É possível ser contra o aborto e prescindir de argumentos religiosos e morais. Mas dos argumentos morais, impossível. Por argumentos religiosos entendo a necessidade de buscar suporte nos textos sagrados para responder as demandas dos nossos compromissos morais. Pense na pergunta: “por que eu não posso matar meu vizinho?”. Eu daria uma infinidade de razões para não matar alguém que se não existisse eu me tornaria uma pessoa muita mais feliz: “não devo fazer isso, posso ir preso”, “todos têm o direito de viver”, “não tenho coragem” etc. Um argumento religioso, basicamente, diria: “não mate, a vida dele é tão sagrada quanto a sua.
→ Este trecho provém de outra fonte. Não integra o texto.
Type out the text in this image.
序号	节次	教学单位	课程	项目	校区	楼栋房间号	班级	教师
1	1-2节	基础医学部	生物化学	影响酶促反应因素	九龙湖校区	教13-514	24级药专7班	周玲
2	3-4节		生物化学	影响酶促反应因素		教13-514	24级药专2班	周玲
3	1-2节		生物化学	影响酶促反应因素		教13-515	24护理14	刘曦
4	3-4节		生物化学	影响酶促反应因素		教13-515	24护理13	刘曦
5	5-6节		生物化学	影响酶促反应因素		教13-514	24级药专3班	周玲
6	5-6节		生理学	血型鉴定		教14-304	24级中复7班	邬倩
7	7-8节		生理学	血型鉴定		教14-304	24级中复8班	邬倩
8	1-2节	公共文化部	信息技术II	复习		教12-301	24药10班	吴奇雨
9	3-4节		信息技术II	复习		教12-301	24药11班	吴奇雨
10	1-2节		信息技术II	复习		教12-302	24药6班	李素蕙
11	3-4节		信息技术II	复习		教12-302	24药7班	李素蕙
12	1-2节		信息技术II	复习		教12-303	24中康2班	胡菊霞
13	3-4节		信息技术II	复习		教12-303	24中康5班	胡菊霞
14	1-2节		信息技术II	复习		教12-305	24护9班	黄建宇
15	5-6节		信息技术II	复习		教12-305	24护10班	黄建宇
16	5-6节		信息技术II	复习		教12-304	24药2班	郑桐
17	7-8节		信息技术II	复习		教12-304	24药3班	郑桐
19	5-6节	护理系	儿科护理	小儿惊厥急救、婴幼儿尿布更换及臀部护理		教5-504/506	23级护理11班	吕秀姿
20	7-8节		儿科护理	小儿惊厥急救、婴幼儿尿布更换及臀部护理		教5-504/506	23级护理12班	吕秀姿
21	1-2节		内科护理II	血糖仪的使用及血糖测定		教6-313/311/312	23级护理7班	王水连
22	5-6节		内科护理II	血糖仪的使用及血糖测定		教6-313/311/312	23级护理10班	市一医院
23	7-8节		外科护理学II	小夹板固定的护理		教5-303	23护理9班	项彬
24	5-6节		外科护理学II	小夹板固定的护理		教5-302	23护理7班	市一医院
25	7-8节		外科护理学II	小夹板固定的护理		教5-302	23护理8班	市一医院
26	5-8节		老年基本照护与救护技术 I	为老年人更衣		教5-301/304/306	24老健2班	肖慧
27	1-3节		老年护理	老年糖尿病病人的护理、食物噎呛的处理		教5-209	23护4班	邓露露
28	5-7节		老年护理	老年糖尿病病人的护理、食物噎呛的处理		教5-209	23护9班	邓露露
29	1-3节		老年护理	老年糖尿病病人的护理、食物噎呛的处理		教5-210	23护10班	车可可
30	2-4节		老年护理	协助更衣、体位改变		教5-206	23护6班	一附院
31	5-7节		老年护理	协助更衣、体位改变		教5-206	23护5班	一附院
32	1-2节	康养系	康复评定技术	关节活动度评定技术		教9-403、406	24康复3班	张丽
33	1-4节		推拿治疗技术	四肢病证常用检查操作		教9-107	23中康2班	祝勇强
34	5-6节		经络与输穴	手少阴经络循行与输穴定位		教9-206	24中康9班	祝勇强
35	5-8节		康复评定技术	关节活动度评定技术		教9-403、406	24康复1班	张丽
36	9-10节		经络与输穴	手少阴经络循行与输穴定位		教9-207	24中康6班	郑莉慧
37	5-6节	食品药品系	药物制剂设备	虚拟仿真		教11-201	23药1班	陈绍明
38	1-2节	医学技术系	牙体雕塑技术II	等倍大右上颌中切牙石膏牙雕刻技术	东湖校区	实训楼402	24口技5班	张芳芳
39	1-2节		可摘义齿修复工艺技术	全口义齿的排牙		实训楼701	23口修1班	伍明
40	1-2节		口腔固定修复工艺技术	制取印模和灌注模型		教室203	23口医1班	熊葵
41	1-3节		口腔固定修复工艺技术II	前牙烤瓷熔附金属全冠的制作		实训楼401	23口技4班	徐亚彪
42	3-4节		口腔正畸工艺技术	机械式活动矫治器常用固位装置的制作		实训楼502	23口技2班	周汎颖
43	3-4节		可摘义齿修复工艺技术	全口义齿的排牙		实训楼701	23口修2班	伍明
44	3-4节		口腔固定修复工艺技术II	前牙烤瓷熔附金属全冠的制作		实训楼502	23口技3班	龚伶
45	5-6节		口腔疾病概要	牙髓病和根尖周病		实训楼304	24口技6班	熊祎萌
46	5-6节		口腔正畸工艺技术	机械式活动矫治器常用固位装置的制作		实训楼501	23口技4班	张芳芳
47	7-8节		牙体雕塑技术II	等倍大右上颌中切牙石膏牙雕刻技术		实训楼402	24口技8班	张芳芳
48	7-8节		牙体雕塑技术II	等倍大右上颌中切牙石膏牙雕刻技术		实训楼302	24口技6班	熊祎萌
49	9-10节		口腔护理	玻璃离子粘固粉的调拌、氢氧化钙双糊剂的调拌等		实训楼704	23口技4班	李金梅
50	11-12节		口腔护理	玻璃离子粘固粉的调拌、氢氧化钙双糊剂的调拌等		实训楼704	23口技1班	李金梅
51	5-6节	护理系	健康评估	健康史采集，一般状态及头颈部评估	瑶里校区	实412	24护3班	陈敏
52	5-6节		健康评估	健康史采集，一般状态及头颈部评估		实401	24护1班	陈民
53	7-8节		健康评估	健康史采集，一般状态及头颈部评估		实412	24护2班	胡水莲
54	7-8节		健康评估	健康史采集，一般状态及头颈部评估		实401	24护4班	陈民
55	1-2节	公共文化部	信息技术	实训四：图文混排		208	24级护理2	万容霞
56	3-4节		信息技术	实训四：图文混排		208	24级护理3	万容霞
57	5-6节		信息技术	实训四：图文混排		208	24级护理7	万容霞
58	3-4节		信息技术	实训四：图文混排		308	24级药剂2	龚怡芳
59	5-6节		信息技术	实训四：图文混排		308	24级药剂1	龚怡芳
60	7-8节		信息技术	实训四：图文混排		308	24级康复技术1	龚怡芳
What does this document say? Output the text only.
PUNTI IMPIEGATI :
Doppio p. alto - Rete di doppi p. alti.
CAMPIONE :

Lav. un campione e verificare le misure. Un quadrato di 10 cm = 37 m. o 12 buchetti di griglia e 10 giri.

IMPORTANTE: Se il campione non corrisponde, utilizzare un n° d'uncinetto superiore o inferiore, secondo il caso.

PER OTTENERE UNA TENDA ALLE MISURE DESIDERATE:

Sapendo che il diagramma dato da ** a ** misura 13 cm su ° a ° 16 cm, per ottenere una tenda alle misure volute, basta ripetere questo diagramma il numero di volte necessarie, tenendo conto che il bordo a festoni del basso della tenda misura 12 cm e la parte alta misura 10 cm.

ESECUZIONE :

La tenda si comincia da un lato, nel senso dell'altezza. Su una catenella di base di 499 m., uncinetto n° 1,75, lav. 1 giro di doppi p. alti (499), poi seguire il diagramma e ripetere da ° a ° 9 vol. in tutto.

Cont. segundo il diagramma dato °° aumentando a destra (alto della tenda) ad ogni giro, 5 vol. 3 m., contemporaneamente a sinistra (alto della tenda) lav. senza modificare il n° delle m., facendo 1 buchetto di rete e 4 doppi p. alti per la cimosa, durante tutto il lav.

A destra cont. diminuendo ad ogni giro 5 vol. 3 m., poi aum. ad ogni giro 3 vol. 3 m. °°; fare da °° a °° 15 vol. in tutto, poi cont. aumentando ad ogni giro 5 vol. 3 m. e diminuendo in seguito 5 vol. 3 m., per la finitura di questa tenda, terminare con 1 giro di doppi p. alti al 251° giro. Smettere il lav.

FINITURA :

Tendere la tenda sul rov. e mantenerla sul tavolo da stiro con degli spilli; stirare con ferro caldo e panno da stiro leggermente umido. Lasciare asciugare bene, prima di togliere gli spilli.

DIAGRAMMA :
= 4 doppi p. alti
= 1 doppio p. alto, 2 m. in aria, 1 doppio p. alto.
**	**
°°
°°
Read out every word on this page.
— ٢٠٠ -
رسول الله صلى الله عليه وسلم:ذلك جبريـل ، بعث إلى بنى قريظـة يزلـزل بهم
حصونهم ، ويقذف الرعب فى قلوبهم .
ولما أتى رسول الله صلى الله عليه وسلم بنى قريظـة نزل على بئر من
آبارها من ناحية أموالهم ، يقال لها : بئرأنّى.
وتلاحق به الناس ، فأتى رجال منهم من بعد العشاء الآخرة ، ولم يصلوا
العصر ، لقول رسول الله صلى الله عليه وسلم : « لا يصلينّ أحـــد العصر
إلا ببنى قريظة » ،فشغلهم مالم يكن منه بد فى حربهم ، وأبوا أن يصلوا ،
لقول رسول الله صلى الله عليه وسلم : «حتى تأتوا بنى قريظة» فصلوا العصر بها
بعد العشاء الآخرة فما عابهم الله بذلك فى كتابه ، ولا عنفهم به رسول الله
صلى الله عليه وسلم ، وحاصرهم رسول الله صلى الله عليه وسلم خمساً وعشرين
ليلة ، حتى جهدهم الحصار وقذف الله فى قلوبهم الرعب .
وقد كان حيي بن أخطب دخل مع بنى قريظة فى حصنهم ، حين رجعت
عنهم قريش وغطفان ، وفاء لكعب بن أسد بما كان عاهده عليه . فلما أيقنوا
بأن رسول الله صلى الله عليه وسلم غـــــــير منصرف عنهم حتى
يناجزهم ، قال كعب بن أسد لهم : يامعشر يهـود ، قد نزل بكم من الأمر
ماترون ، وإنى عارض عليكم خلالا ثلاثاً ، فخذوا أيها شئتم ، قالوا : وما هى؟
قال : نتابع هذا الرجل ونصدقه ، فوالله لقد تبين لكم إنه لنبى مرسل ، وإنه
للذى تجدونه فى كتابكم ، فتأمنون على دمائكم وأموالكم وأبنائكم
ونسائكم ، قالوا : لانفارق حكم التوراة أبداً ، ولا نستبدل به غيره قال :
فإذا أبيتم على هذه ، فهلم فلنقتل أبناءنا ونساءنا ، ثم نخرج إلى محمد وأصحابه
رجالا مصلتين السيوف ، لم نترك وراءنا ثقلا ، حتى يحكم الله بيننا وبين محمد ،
Isso é um pecado grave contra Deus”.

Tanto “sacralidade da vida” quanto “pecado” demandam de uma visão de mundo mais abrangente, uma visão que presume um entendimento acerca da relação entre Deus e homens. Nesse caso, nossos compromissos morais, em última instância, são compromissos com a nossa fé em Deus, uma relação profunda acerca do sentido último que damos a nossa existência.

Penso que as questões mais importantes da vida estão diretamente relacionadas com a forma como nos relacionamos com Deus. Para minha desgraça, meu vizinho não pensa assim. Ele não está nem aí pra Deus e para questões vitais. Agora se ele desejar me matar e não acredita em “sacralidade da vida” e “pecado”? Certamente, a vida dele seria mais significativa sem minha existência. Como resolver esse dilema se seu único compromisso moral é com os desejos? Meu vizinho está pouco se lixando para minha fé, minha consciência, meus valores morais.

Terei de negociar com ele. Nós nos odiamos e convivemos com relativa proximidade — diariamente. Como resolver? De saída, apelando para argumentos religiosos não vai rolar. Sem chance, esse é o preço do secularismo. Meus compromissos morais com Deus não formam uma base comum para negociar com meu vizinho descrente e moralmente comprometido apenas com sua felicidade. Portanto, é preciso encontrar uma base comum, um canal de diálogo. Em resumo, numa sociedade secularizada, esse terreno comum é o que chamamos de “Estado de direito”. No Estado de direito, leis fundamentais são evidentes para a razão.

Argumentos morais devem partir dessa base comum, independente dos nossos compromissos com uma religião específica. No entanto, disso não segue que a experiência religiosa tem a mesma estrutura que a experiência de gosto. Talvez um dia, mediante o exercício público da minha racionalidade, eu convença meu vizinho da grande importância de se acreditar em Deus, da sacralidade da vida e do pecado. Mas agora, infelizmente, essa não é a nossa base de diálogo. Nenhum acordo sairá daí. Temos interesses em viver e ser felizes segundo a régua que cada um determinou para si mesmo, como fundamento para uma democracia incomunicável.